Can it? If so, it is unclear to me why those chunks cannot be used for streaming?
That’s what I am saying. The streaming can work for this filter, and the ones after. But since it request the entire input even for partial output, the streaming before this filter is broken. Unless you manually insert streaming filter.
We could add streaming to
ResampleImageFilter for linear transforms, i.e. MatrixWithOffset or transforms whose
IsLinear() method returns
true, by transforming the bounding box defined by the output
RequestedRegion and setting the input
RequestedRegion to the bounds area in voxel space in
Gave it a try but I feel unfamiliar with some of the ITK internals here. What do you think of:
Looks reasonable to me.
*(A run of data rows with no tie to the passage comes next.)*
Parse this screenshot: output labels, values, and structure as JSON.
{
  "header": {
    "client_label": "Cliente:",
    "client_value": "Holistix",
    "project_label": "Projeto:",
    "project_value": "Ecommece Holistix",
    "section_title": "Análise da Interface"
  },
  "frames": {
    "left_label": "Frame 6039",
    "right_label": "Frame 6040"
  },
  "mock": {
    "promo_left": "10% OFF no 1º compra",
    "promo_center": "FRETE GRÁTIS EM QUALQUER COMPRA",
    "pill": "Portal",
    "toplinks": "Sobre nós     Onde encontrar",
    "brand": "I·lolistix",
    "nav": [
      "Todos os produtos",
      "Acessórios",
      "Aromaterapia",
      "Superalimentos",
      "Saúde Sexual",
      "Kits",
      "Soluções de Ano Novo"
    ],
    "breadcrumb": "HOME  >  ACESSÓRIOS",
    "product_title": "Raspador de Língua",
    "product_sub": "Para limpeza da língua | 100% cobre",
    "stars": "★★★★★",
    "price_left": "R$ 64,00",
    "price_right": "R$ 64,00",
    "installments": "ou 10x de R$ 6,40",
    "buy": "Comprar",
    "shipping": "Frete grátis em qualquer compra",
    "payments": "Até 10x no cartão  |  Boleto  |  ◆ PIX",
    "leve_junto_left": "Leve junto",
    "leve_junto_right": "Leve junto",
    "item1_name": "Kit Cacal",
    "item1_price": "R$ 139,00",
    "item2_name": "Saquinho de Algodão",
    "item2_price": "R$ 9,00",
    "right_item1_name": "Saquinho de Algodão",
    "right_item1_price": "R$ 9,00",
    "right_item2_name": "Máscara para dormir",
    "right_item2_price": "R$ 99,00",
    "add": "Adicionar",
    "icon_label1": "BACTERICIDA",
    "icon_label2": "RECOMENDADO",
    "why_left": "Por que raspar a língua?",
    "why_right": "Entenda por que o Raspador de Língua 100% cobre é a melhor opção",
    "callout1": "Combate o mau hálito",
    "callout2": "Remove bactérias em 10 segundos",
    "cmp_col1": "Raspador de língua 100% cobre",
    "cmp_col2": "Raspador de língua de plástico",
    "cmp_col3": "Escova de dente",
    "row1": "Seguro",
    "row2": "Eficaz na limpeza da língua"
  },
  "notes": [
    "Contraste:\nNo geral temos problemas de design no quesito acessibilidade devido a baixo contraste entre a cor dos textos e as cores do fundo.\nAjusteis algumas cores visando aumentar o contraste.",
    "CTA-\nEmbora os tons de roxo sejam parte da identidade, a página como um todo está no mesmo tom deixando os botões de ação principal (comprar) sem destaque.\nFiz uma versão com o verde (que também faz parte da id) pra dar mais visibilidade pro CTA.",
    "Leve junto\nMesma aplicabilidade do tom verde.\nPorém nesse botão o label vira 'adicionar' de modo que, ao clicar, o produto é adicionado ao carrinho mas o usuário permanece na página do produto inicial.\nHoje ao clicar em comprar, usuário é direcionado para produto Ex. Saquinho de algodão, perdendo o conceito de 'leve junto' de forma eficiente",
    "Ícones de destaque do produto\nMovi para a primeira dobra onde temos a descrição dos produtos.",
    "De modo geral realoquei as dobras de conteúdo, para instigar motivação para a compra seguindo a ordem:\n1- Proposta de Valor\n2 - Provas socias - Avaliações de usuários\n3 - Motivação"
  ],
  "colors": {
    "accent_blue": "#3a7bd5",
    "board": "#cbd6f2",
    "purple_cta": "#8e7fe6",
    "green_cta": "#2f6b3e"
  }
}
Have you tested it, and does it work? What happens with composite transforms?
Thanks @dzenanz for your feedback. It compiles and works with streaming in the frame of my simple resample_SDI CLI. The output is nearly the same as without streaming (resample CLI) except that the SDI output is larger in extent (in my case one more z-slice at the end). Disregarding this slice leads to a difference image that is const. zero.
Are there any test in the ITK test suite that would be appropriate for testing this?
There are several tests for resample filter. For example, before this line add
writer1->SetNumberOfStreamDivisions(8); //split into 8 pieces for streaming. And you can similarly enable streaming in other tests too, but please not all of them.
Depending on the interpolation, you will need to pad the requested region to account for the input area of interpolator selected. What is the padding for nearest? Linear? Bspline? Previously in this thread I noted that the bspline interpolator operated on the entire input, that will need some special consideration.
Hm, sure the padding should be considered, I’m a bit lost on this and wondering how it was done for the itkWarpImageFilter. Some of my code is based on the ideas of this contribution but it is not clear to me how the padding for the chosen interpolator entered there.